Jesus was a radical by anyone's definition.  He was an extremist.  He was definitely not a conservative.

So then why are we who claim to be His followers anything but radical?  We are comfortable with the status quo.  We cozy up to those in power, whether religious or political.  We are more concerned about "family values" than about Jesus' values.  We even equate the words "Christian" and "conservative."  We are cautious and afraid.  We run our churches in the same manner as "the kings of the nations" do.
 
What happened?

Wednesday, January 25, 2017

LIVING FOR JESUS IN TRUMP'S AMERICA

I haven't posted anything for quite a while.  After the election in November, I posted three angry rants for which I make no apology.  My feelings have not changed much since then except to go from anger to befuddlement.
 
I'm befuddled at the thinking of some persons I know, for whom I had had great respect - even some who had quite an influence on me in my life as a Christian.  And there were some others whom I had thought that I had influenced.  I've seen their posts and shares on social media and have wondered where they are coming from - an alternative universe?  They praise our new president Donald Trump as God's man for America.  They praise the "testimonies" of Trump's minions; they seem to see a new and brighter day for America - and apparently for the church.

Yet whenever I turn on the television news I see and hear a ranting, lying, racist, misogynistic, narcissistic bully, a man whose speech and behavior is completely opposed to every-thing a follower of Christ would stand for.  And his minions support him in  this.  We're told that the lies he used last week were actually the fault of the "news media" or someone else.  And, of course, we have this great new phrase, "Alternative facts."

I could go on and on about the bizarre looniness that our new president and his minions spout.  I could go on and on about my fears regarding his actions in the next few weeks and years, but all anyone has to do is turn on the news to hear and see this circus.  I am afraid for my country.

But America is not my greatest concern.  Our nation has gone off in the wrong direction many times in the past and so far we as a nation have survived.  And even if we don't, I realize God is sovereign.  And I realize that my hope is not in America.  It may be that we who follow Jesus will have to stand alone -  even in America!

My greatest concern is for the Church of Jesus Christ and my relationship to it.  I'm speaking of the total visible church - what Paul calls "the body of Christ" and to which I belong.  I cannot understand the fact that so many who claim to be followers of Christ are infatuated with a hateful, narcissistic playground bully.

I hope that the reader will understand - this post is not simply a rant against our president or a complaint about America.  It is an expression of the dilemma I - and many of my fellow American Christians face:  how do we live for Jesus in opposition to our ungodly national leaders and not find ourselves in opposition to the Church of which a great share are infatuated with these leaders - of which church we are a part?

There are some, I fear, who feel they should separate themselves from that Church.  But we can't if we belong to Jesus Christ.  We may separate from a particular organized group (and I have done that in the past) only to find the same situation in another group.  Do we isolate ourselves from others totally? We cannot do that.

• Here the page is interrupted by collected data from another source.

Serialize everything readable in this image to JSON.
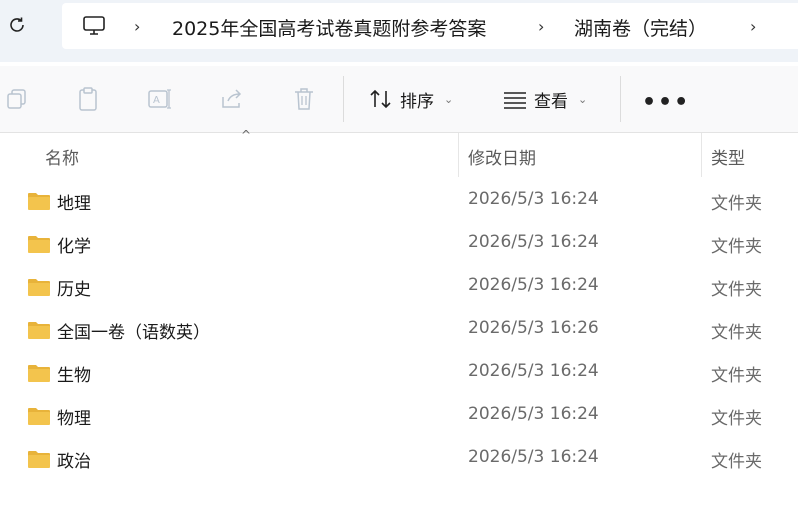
{
  "address": {
    "segments": [
      "2025年全国高考试卷真题附参考答案",
      "湖南卷（完结）"
    ]
  },
  "toolbar": {
    "sort_label": "排序",
    "view_label": "查看",
    "more_label": "•••"
  },
  "columns": {
    "name": "名称",
    "modified": "修改日期",
    "type": "类型"
  },
  "rows": [
    {
      "name": "地理",
      "modified": "2026/5/3 16:24",
      "type": "文件夹"
    },
    {
      "name": "化学",
      "modified": "2026/5/3 16:24",
      "type": "文件夹"
    },
    {
      "name": "历史",
      "modified": "2026/5/3 16:24",
      "type": "文件夹"
    },
    {
      "name": "全国一卷（语数英）",
      "modified": "2026/5/3 16:26",
      "type": "文件夹"
    },
    {
      "name": "生物",
      "modified": "2026/5/3 16:24",
      "type": "文件夹"
    },
    {
      "name": "物理",
      "modified": "2026/5/3 16:24",
      "type": "文件夹"
    },
    {
      "name": "政治",
      "modified": "2026/5/3 16:24",
      "type": "文件夹"
    }
  ],
  "colors": {
    "folder": "#f3c44d",
    "folder_tab": "#e8b33a",
    "toolbar_bg": "#f9f9fa",
    "address_bg": "#eff3f8"
  }
}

I love the Church; I love the local group of which I am a member.  I have many Christian friends in this city and others all over the world with whom I communicate.  How am I to react when our conversation turns to their love affair with Trump?  Or when it turns to their hatred for our former President?  When I find it easier to talk with my unbelieving friends than with my brothers and sisters in Christ?

I know I am not alone, that there are many who have not drunk the Kool-Aid, who have  the same dilemma I have: following Jesus demands of us that we refuse to compromise truth and yet demands that we act in love.